Make no mistake; the Ducks aren’t in a position where they must dump Ryan quickly as Columbus is with Rick Nash. However, it does make sense for Murray to consider trade offers for a couple of reasons:
- Murray is obviously aware of the absurd proposals being bandied about as potential returns for Nash. No team has yet pulled the trigger on a deal because of Blue Jackets GM Scott Howson’s ridiculous demands, but the fact that packages like Joe Pavelski and Ryan Clowe from San Jose are even being mentioned could be reason enough for Murray, along with several other general managers, to ponder what pieces they might be able to acquire for their coveted scorers.
- Star forwards Ryan Getzlaf and Corey Perry are both set to be unrestricted free agents next summer. Anaheim has a set internal budget that is much lower than the salary cap ceiling and Murray may realize that tying up north of $18 million in three players is a recipe for a thin supporting cast that would be unable to contend. Re-signing Perry, who tallied 87 goals over the last two seasons and won the 2011 Hart Trophy, is obviously the priority. And evidently the Ducks may prefer to try to keep Getzlaf over Ryan, despite a disastrous 2011-2012 season from the 27-year-old center.
Again, there’s no real rush for Murray to make a deal, but he’ll have to make a decision at some point on which two players he wants to keep from what has been the best line in the league over the last few years. With the draft approaching and several teams itching to deal, it’s a wise move by Murray listen to some proposals.
It’s no secret that New York desperately wants to acquire a premier scorer and since Howson’s demands are still through the roof, Ryan could make for a solid Plan B.

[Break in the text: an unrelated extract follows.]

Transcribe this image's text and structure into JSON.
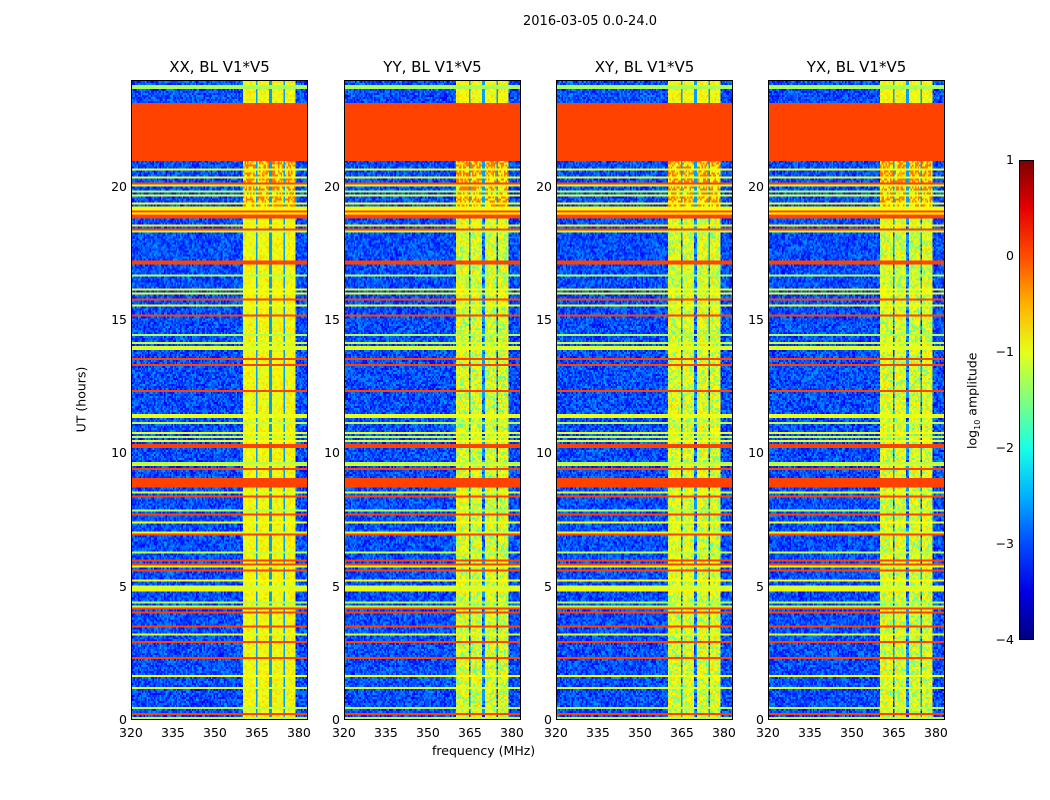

Actually, he may be the preferable option for one key reason: Ryan carries a cap hit of $5.1 million for three more seasons while Nash is accompanied by a $7.8 million price tag through 2017-2018. Ryan also happens to be three years younger than the Blue Jackets captain.

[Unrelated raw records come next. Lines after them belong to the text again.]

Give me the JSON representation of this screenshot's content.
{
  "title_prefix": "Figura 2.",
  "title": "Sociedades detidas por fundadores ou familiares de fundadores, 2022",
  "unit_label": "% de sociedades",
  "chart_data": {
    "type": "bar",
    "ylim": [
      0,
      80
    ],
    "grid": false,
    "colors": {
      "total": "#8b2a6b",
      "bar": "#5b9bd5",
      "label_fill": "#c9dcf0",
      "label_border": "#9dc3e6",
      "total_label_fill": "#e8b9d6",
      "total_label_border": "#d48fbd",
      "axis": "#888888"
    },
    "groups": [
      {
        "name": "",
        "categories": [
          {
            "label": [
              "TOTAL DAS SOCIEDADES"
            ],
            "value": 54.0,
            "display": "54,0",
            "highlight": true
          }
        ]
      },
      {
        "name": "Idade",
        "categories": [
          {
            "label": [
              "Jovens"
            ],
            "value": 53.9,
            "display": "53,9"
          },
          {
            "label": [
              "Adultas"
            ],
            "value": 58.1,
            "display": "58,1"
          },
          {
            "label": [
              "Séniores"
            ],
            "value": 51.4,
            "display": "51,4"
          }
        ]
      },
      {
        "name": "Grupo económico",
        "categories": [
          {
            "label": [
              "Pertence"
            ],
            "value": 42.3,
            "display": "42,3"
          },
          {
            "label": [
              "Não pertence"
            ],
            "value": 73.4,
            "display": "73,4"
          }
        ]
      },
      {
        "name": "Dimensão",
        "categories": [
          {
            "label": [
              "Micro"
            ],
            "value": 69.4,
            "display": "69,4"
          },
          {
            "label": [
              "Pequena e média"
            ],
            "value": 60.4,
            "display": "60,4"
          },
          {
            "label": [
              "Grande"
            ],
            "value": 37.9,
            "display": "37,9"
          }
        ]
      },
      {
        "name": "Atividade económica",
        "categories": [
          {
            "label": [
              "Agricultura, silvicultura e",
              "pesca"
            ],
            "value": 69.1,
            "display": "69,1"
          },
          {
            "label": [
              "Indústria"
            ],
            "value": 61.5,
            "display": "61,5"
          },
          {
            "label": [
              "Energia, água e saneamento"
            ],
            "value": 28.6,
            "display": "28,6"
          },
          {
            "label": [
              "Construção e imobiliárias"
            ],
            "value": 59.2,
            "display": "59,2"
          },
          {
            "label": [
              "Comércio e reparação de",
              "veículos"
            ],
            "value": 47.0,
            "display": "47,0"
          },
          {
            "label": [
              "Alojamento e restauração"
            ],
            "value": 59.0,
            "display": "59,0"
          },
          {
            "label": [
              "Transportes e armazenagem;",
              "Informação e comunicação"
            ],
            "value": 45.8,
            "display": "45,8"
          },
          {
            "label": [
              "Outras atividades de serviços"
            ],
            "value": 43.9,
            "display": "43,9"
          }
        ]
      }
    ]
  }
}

Is Ryan actually the better player? Few would argue that at this point, but he does have four consecutive 30-goal seasons – albeit with far superior linemates – and has 11 points (eight goals, three assists) in 19 career playoff games.
Ryan is less of a “name” star than Nash, but Buffalo was reportedly prepared to ship franchise goalie Ryan Miller to the Ducks in return for Ryan and Jonas Hiller last fall before the deal fell apart when Miller was concussed by Boston’s Milan Lucic.

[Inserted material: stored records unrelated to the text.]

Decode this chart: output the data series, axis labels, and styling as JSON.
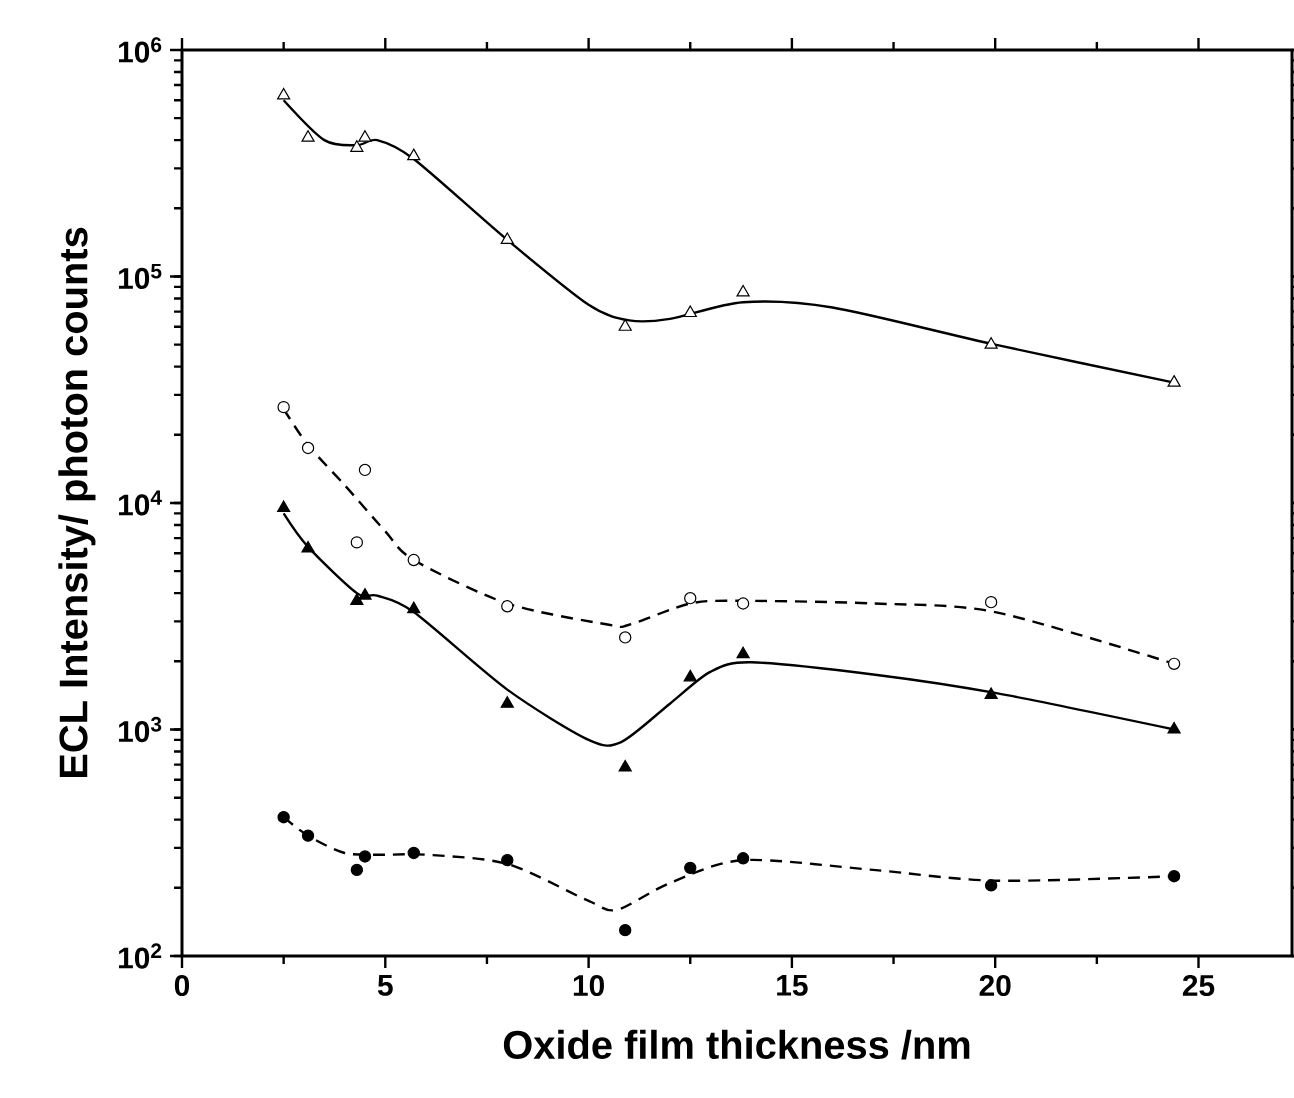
{
  "chart_data": {
    "type": "scatter",
    "xlabel": "Oxide film thickness /nm",
    "ylabel": "ECL Intensity/ photon counts",
    "log": "y",
    "xlim": [
      0,
      27.3
    ],
    "ylim": [
      100,
      1000000
    ],
    "xticks": [
      0,
      5,
      10,
      15,
      20,
      25
    ],
    "yticks": [
      {
        "value": 100,
        "label": "10$^{2}$"
      },
      {
        "value": 1000,
        "label": "10$^{3}$"
      },
      {
        "value": 10000,
        "label": "10$^{4}$"
      },
      {
        "value": 100000,
        "label": "10$^{5}$"
      },
      {
        "value": 1000000,
        "label": "10$^{6}$"
      }
    ],
    "grid": false,
    "series": [
      {
        "marker": "triangle",
        "color": "#ffffff",
        "x": [
          2.5,
          3.1,
          4.3,
          4.5,
          5.7,
          8.0,
          10.9,
          12.5,
          13.8,
          19.9,
          24.4
        ],
        "values": [
          630000,
          410000,
          370000,
          410000,
          340000,
          145000,
          60000,
          69000,
          85000,
          50000,
          34000
        ]
      },
      {
        "type": "line",
        "line_style": "solid",
        "color": "#000000",
        "x": [
          2.5,
          3.5,
          4.3,
          4.8,
          5.7,
          8,
          10,
          11,
          12,
          13.8,
          16,
          20,
          24.4
        ],
        "values": [
          600000,
          400000,
          380000,
          400000,
          330000,
          145000,
          75000,
          64000,
          65000,
          77000,
          73000,
          50000,
          34000
        ]
      },
      {
        "marker": "circle",
        "color": "#ffffff",
        "x": [
          2.5,
          3.1,
          4.5,
          4.3,
          5.7,
          8.0,
          10.9,
          12.5,
          13.8,
          19.9,
          24.4
        ],
        "values": [
          26500,
          17500,
          14000,
          6700,
          5600,
          3500,
          2550,
          3800,
          3600,
          3650,
          1950
        ]
      },
      {
        "type": "line",
        "line_style": "dashed",
        "color": "#000000",
        "x": [
          2.5,
          3.1,
          4,
          5,
          5.7,
          8,
          10.5,
          11,
          12.5,
          13.8,
          17,
          20,
          24.4
        ],
        "values": [
          26000,
          18000,
          12000,
          7500,
          5600,
          3600,
          2900,
          2900,
          3600,
          3700,
          3600,
          3300,
          1950
        ]
      },
      {
        "marker": "triangle",
        "color": "#000000",
        "x": [
          2.5,
          3.1,
          4.3,
          4.5,
          5.7,
          8.0,
          10.9,
          12.5,
          13.8,
          19.9,
          24.4
        ],
        "values": [
          9500,
          6300,
          3700,
          3900,
          3400,
          1300,
          680,
          1700,
          2150,
          1420,
          1000
        ]
      },
      {
        "type": "line",
        "line_style": "solid",
        "color": "#000000",
        "x": [
          2.5,
          3.1,
          4.3,
          4.8,
          5.7,
          8,
          10,
          10.8,
          12,
          13,
          14,
          17,
          20,
          24.4
        ],
        "values": [
          9000,
          6400,
          4000,
          3900,
          3300,
          1500,
          900,
          880,
          1300,
          1800,
          1980,
          1750,
          1450,
          1000
        ]
      },
      {
        "marker": "circle",
        "color": "#000000",
        "x": [
          2.5,
          3.1,
          4.3,
          4.5,
          5.7,
          8.0,
          10.9,
          12.5,
          13.8,
          19.9,
          24.4
        ],
        "values": [
          410,
          340,
          240,
          275,
          285,
          265,
          130,
          245,
          270,
          205,
          225
        ]
      },
      {
        "type": "line",
        "line_style": "dashed",
        "color": "#000000",
        "x": [
          2.5,
          3.1,
          4,
          5,
          6,
          8,
          10,
          10.7,
          12,
          13.8,
          17,
          20,
          24.4
        ],
        "values": [
          410,
          340,
          285,
          280,
          280,
          255,
          175,
          160,
          210,
          265,
          240,
          215,
          225
        ]
      }
    ]
  }
}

McKenzie believes that the Ducks would now want “two or three building block pieces” in exchange for Ryan and would prefer not to add salary.
As usual, top prospect Tim Erixon would surely be involved in a trade package. New York’s first-round pick might not be as enticing to Anaheim as it would be to Columbus, but the Rangers’ host of cheap, young players would be. The Ducks will ask for some combination of Chris Kreider, Derek Stepan, Carl Hagelin, Artem Anisimov, Ryan McDonagh and Michael Del Zotto. The Rangers will likely counter by offering something along the lines of Erixon, Anisimov, Christian Thomas and a first-round pick. For more on our take of what it could cost to land Bobby Ryan, check out a great write up from Dave here.
Whether Murray and Sather will be able to find a middle ground is impossible to say, but this is a story that will only pick up steam as the general managers mingle in Pittsburgh this week.